“Resistance” is a word that makes epidemiologists break into a cold sweat. Unfortunately for you and me, they’ve been hearing it a lot lately, as more antibiotics become less effective. Modern medicine gained the upper hand over disease largely because of the widespread use of broad-spectrum antibiotics. But with increasing drug resistance due to overexposure, that tactic is less likely to remain effective. At some point in the war on disease it may be necessary to switch from the bomb to the rifle, a new generation of narrowly targeted antibiotics.
Marvin Miller believes he has promising approaches to developing some of these microbe-selective drugs. Building on earlier work, the George and Winifred Clark Professor of Chemistry and his colleagues have found a way to exploit a bacterium’s need for iron. Miller’s lab has had some initial success in attaching toxic molecules to certain chemical structures that transport iron only to the disease-causing microbe. When the organism attempts to remove the iron from the transporter, it triggers the release of the poison.
“The organism thinks it’s getting a free lunch,” Miller says. “We provide it with the iron it needs as a nutrient, but when it takes it up, it commits suicide. The microbe triggers the release and its death.”

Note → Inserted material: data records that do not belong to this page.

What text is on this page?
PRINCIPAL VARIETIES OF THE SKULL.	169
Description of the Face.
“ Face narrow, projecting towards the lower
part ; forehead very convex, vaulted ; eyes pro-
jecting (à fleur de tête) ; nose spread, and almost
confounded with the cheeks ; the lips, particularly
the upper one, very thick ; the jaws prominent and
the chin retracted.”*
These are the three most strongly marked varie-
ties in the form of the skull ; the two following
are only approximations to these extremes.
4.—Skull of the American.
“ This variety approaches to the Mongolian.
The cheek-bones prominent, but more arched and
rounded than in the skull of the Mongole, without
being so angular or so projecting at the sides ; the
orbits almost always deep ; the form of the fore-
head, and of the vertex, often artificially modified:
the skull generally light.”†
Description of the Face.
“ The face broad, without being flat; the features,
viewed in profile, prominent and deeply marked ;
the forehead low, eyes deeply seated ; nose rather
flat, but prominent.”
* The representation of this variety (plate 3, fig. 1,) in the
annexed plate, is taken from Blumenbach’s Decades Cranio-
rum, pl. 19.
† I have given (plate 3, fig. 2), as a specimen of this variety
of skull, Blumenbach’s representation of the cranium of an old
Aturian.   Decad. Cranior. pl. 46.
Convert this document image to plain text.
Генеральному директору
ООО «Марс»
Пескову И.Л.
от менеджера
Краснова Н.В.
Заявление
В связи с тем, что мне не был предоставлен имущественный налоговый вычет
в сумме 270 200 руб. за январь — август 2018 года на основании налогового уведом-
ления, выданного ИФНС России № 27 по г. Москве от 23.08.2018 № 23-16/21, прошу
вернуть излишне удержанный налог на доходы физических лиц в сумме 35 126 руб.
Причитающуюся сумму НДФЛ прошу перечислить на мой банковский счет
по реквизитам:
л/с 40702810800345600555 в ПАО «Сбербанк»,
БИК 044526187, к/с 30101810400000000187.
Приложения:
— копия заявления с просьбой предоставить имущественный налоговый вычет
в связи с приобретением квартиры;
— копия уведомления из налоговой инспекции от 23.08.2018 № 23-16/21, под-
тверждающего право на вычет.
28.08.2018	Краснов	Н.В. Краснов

In related work, Miller’s lab has learned how to modify the iron transport agent used by tuberculosis so it is unable to “digest” iron. Without iron, the organism starves and dies. “Since tuberculosis infects nearly one-third of the world’s population, mostly in Third World countries, and drug resistant strains are emerging, this is a very exciting development for us,” Miller says. The approach holds promise because it is a totally novel way of attacking T.B.
John Monczunski is an associate editor of this magazine.